Neppure la pura conoscenza scientifica fa del tutto a meno dell’immaginazione, meno che mai ciò può avvenire nell’ambito del processo di conoscenza artistica.

Nella mia esperienza, il mondo assai complesso dello spirito individuale così come nel tempo si è sviluppato e manifestato, rappresenta la chiave per un passaggio verso un mondo totalmente ignoto che può essere intuito nelle sue verità soltanto mediante l’atto artistico.

La mimesi dunque, anche nella riduttiva interpretazione di “riproduzione” mantiene una sua verità profonda perché appare imprescindibile nel processo di illuminazione di aspetti ignoti riflessi dall’anima dell’artista, solo che in questo caso non è più imitazione di un qualcosa di esterno ma riguarda aspetti psichici a volte molto vicini alla patologia. Un processo comunque che non può non definirsi che una diversa maniera di conoscenza.

La pura definizione di “imitazione” o “riproduzione fedele” nel processo mimetico non può mai escludere l’apporto soggettivo, di chi agisce sul supporto o in qualunque altro medium.

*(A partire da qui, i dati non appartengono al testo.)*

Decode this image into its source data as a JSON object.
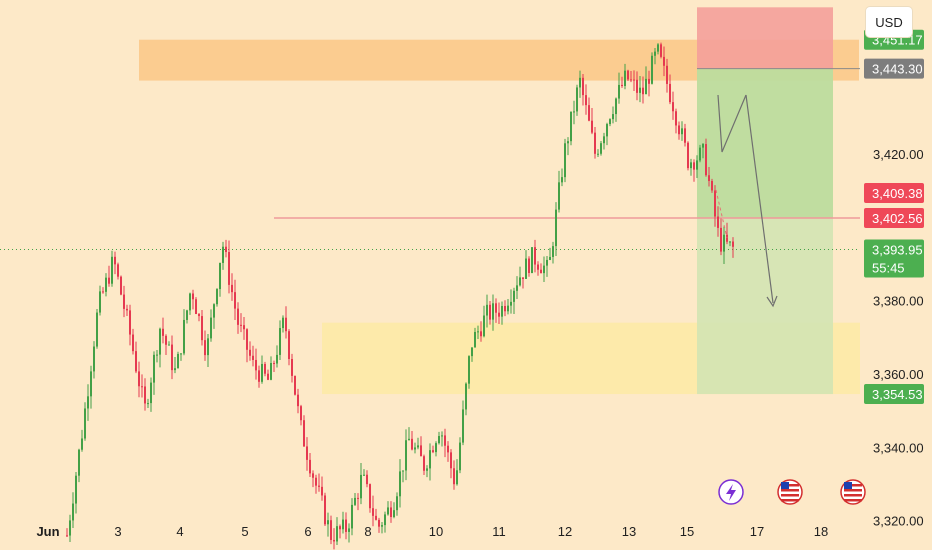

L’imitazione è rozza quando la si immagini unicamente come “abilità alla copia” ma questo concetto esprime solo un’astrazione perché la copia fedele, sia pure di un qualcosa di esistente in natura, cade al di qua dell’esperienza artistica che ha ben altre ambizioni.

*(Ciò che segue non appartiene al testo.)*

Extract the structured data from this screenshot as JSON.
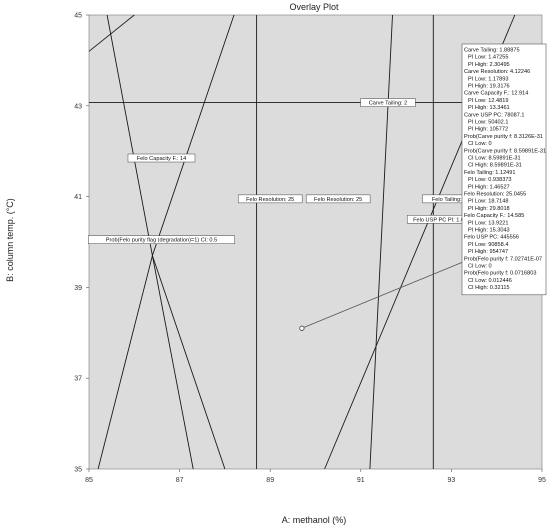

La copia è solo il risultato di una imitazione del procedimento artistico già avvenuto nel tempo.

In realtà, chi esegue una copia tenta di porsi passivamente (cioè senza aggiungere all’opera riprodotta alcunché di appartenente alla propria soggettività), all’interno di un procedimento già avvenuto molto tempo prima, quindi è il procedimento originario dell’artista il vero oggetto della mimesi. Nel caso, tutto questo non interessa la sfera artistica se non marginalmente ed esteriormente e solo in apparenza.

Il problema autentico, e di difficile soluzione, per l’artista che pone il “nuovo” nell’atteggiamento mentale e nell’indagine anziché nel risultato, consiste nel superare l’assenza totale del desiderio di approfondimento da parte dell’eventuale osservatore di ciò che rappresenta il processo profondo di indagine che ha portato all’opera, cioè alla conoscenza, e ciò malauguratamente, per la nota “inflazione” delle immagini.

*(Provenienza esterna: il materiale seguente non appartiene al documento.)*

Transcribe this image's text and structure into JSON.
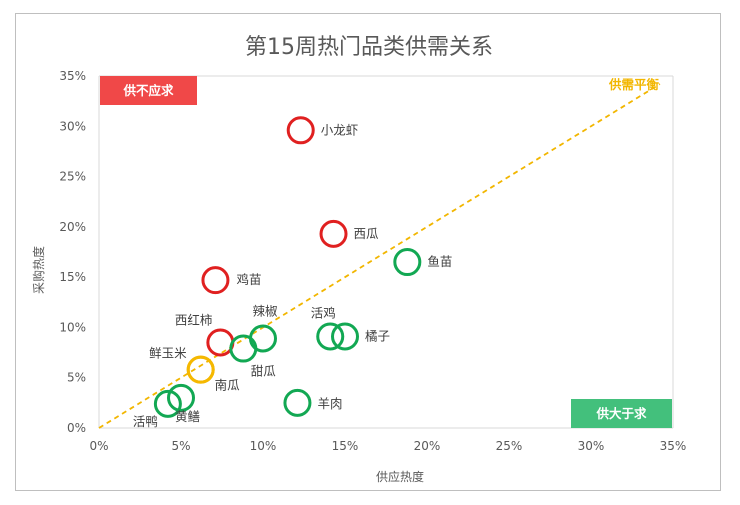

L’opera d’arte finisce per essere presente come una enorme tavola imbandita, ricca di ogni buon cibo, offerta però, insieme a tante altre tavole imbandite di cibo scadente o adulterato, a chi è comunque già sazio e da tempo non sa più cos’ è il senso della fame.

Questo è un problema molto serio che certo, non può essere superato con l’eccentricità, l’incantamento dell’allestimento, la trovata, come invece, sembrano pensare molti artisti contemporanei.

Insomma, non si tratta solo di un problema di strategie di vendita ma di qualcosa di molto più complesso.